Expression profile of ShNF-Y transcripts in the a) N33 (eldana resistant) and b) N11 (eldana susceptible) Saccharum hybrid cultivars. Eldana-challenged (d) and unchallenged controls (c) were sampled at two time points (d1: ∼24 h after the challenge, or d2: ∼72 h after the challenge) compared to their unchallenged controls (c1: 1 day after challenge; c2: 3 days after challenge). The relative gene-level variation is visualized by plotting z-scores of the log transformed TPM. The largest gene expression values are displayed in blue, intermediate values in white and the smallest values in red

Furthermore, outliers replicate samples (N33_d2r1, N11_c1r1 and N11_d1r3) were identified using principal component analysis. These samples were removed as the variance could be indicative of technical variability rather than biological variability. This was done through sleuth analysis, which is a lightweight tool that uses transcript abundance estimates from pseudo-alignment algorithms based on bootstrap sampling to perform differential expression analysis of transcripts. The sleuth results were interrogated to extract the ShNF-Y genes and transcripts (Supplementary data tables S4-7) and the differentially expressed ShNF-Y genes (q value < 0.05) were extracted in Table 3. At the gene level, ShNF-YA6, ShNF-YA3 and ShNF-YA7 were downregulated in the early resistant (N33) response to eldana challenge, whilst only ShNF-YA6 was downregulated in the susceptible (N11) early response. The most downregulated transcript was one encoding ShNF-YA3 in the early resistant response (downregulated 3.59 log2FC). No differential expression of ShNFY genes were identified in either the resistant (N33) or the susceptible (N11) late response to the challenge. This is a first report potentially linking NF-YA genes to the biotic stress response in sugarcane associated with insect tolerance.
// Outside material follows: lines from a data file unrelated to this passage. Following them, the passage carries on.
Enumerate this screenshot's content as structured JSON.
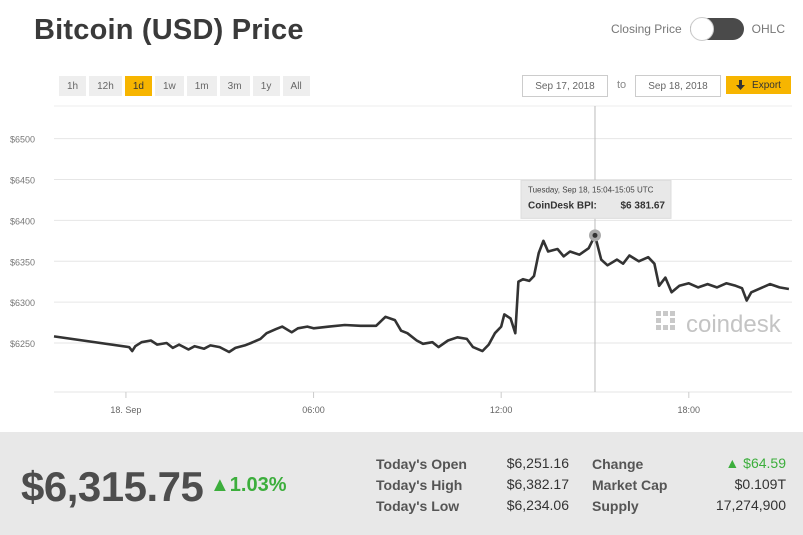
{
  "title": "Bitcoin (USD) Price",
  "toggle": {
    "left_label": "Closing Price",
    "right_label": "OHLC"
  },
  "ranges": [
    "1h",
    "12h",
    "1d",
    "1w",
    "1m",
    "3m",
    "1y",
    "All"
  ],
  "active_range": "1d",
  "date_from": "Sep 17, 2018",
  "date_to_label": "to",
  "date_to": "Sep 18, 2018",
  "export_label": "Export",
  "export_icon": "download-arrow-icon",
  "colors": {
    "accent": "#f7b500",
    "line": "#333333",
    "positive": "#3cae3c"
  },
  "chart_data": {
    "type": "line",
    "y_ticks": [
      "$6250",
      "$6300",
      "$6350",
      "$6400",
      "$6450",
      "$6500"
    ],
    "y_tick_values": [
      6250,
      6300,
      6350,
      6400,
      6450,
      6500
    ],
    "x_ticks": [
      "18. Sep",
      "06:00",
      "12:00",
      "18:00"
    ],
    "x_tick_hours": [
      0,
      6,
      12,
      18
    ],
    "xlim": [
      -2.3,
      21.3
    ],
    "ylim": [
      6190,
      6540
    ],
    "grid": true,
    "series": [
      {
        "values": [
          [
            -2.3,
            6258
          ],
          [
            0.1,
            6245
          ],
          [
            0.2,
            6240
          ],
          [
            0.3,
            6246
          ],
          [
            0.5,
            6251
          ],
          [
            0.8,
            6253
          ],
          [
            1.0,
            6248
          ],
          [
            1.3,
            6250
          ],
          [
            1.5,
            6244
          ],
          [
            1.7,
            6248
          ],
          [
            2.0,
            6242
          ],
          [
            2.2,
            6246
          ],
          [
            2.5,
            6243
          ],
          [
            2.7,
            6247
          ],
          [
            3.0,
            6245
          ],
          [
            3.3,
            6239
          ],
          [
            3.5,
            6244
          ],
          [
            3.8,
            6247
          ],
          [
            4.0,
            6250
          ],
          [
            4.3,
            6255
          ],
          [
            4.5,
            6262
          ],
          [
            4.8,
            6267
          ],
          [
            5.0,
            6270
          ],
          [
            5.3,
            6263
          ],
          [
            5.5,
            6268
          ],
          [
            5.8,
            6270
          ],
          [
            6.0,
            6268
          ],
          [
            6.5,
            6270
          ],
          [
            7.0,
            6272
          ],
          [
            7.5,
            6271
          ],
          [
            8.0,
            6271
          ],
          [
            8.3,
            6282
          ],
          [
            8.6,
            6278
          ],
          [
            8.8,
            6265
          ],
          [
            9.0,
            6262
          ],
          [
            9.3,
            6253
          ],
          [
            9.5,
            6249
          ],
          [
            9.8,
            6251
          ],
          [
            10.0,
            6245
          ],
          [
            10.3,
            6253
          ],
          [
            10.6,
            6257
          ],
          [
            10.9,
            6255
          ],
          [
            11.1,
            6245
          ],
          [
            11.4,
            6240
          ],
          [
            11.6,
            6248
          ],
          [
            11.8,
            6262
          ],
          [
            12.0,
            6270
          ],
          [
            12.1,
            6285
          ],
          [
            12.3,
            6280
          ],
          [
            12.45,
            6262
          ],
          [
            12.55,
            6325
          ],
          [
            12.7,
            6328
          ],
          [
            12.9,
            6326
          ],
          [
            13.05,
            6332
          ],
          [
            13.2,
            6360
          ],
          [
            13.35,
            6375
          ],
          [
            13.5,
            6362
          ],
          [
            13.8,
            6365
          ],
          [
            14.0,
            6356
          ],
          [
            14.2,
            6362
          ],
          [
            14.5,
            6358
          ],
          [
            14.8,
            6366
          ],
          [
            15.0,
            6381.67
          ],
          [
            15.2,
            6352
          ],
          [
            15.4,
            6345
          ],
          [
            15.7,
            6352
          ],
          [
            15.9,
            6347
          ],
          [
            16.1,
            6357
          ],
          [
            16.4,
            6350
          ],
          [
            16.7,
            6355
          ],
          [
            16.9,
            6347
          ],
          [
            17.05,
            6320
          ],
          [
            17.25,
            6330
          ],
          [
            17.45,
            6312
          ],
          [
            17.7,
            6320
          ],
          [
            18.0,
            6323
          ],
          [
            18.3,
            6318
          ],
          [
            18.6,
            6322
          ],
          [
            18.9,
            6318
          ],
          [
            19.2,
            6323
          ],
          [
            19.5,
            6320
          ],
          [
            19.7,
            6317
          ],
          [
            19.85,
            6302
          ],
          [
            20.0,
            6312
          ],
          [
            20.3,
            6317
          ],
          [
            20.6,
            6322
          ],
          [
            20.9,
            6318
          ],
          [
            21.2,
            6316
          ]
        ]
      }
    ],
    "tooltip": {
      "time": "Tuesday, Sep 18, 15:04-15:05 UTC",
      "label": "CoinDesk BPI:",
      "value": "$6 381.67",
      "hour": 15.0,
      "price": 6381.67
    },
    "watermark": "coindesk",
    "watermark_icon": "coindesk-logo-icon"
  },
  "price": "$6,315.75",
  "change_pct": "1.03%",
  "stats": {
    "open_label": "Today's Open",
    "open_value": "$6,251.16",
    "high_label": "Today's High",
    "high_value": "$6,382.17",
    "low_label": "Today's Low",
    "low_value": "$6,234.06",
    "change_label": "Change",
    "change_value": "$64.59",
    "cap_label": "Market Cap",
    "cap_value": "$0.109T",
    "supply_label": "Supply",
    "supply_value": "17,274,900"
  }
}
Table 3 ShNF-Y genes identified as differentially expressed in the early response between eldana challenged samples and the unchallenged controls. Cultivars N33 and N11 considered resistant and susceptible, respectively

To conclude, the ShNF-Y family of TFs represents an understudied group of proteins in sugarcane with predicted roles ranging from growth and development to defence response metabolism in the plant. Ongoing research highlight the potential of NF-Y genes in mitigating plant stress responses across plant species. This study identified and characterized 21 ShNF-Y genes in sugarcane, elucidating their gene structures and phylogenetic relationships with NF-Y proteins from other Poaceae species. Nomenclature for these identified genes was proposed based on database accessions and ortholog identification in other grass species. Additionally, this study reports on the differential expression patterns of these TFs, shedding light on their involvement in drought, cold, and biotic stress responses. In silico and qPCR-based gene expression analyses have provided valuable insights into the roles of these proteins in various environmentally and biotic stress responses. Overall, this data offers meaningful insights into ShNF-Ys and lays the groundwork for further functional studies of NF-Y genes in sugarcane, which could ultimately contribute to the development of commercial plant varieties with enhanced stress tolerance, leveraging these TFs as molecular switches to manipulate downstream stress responses.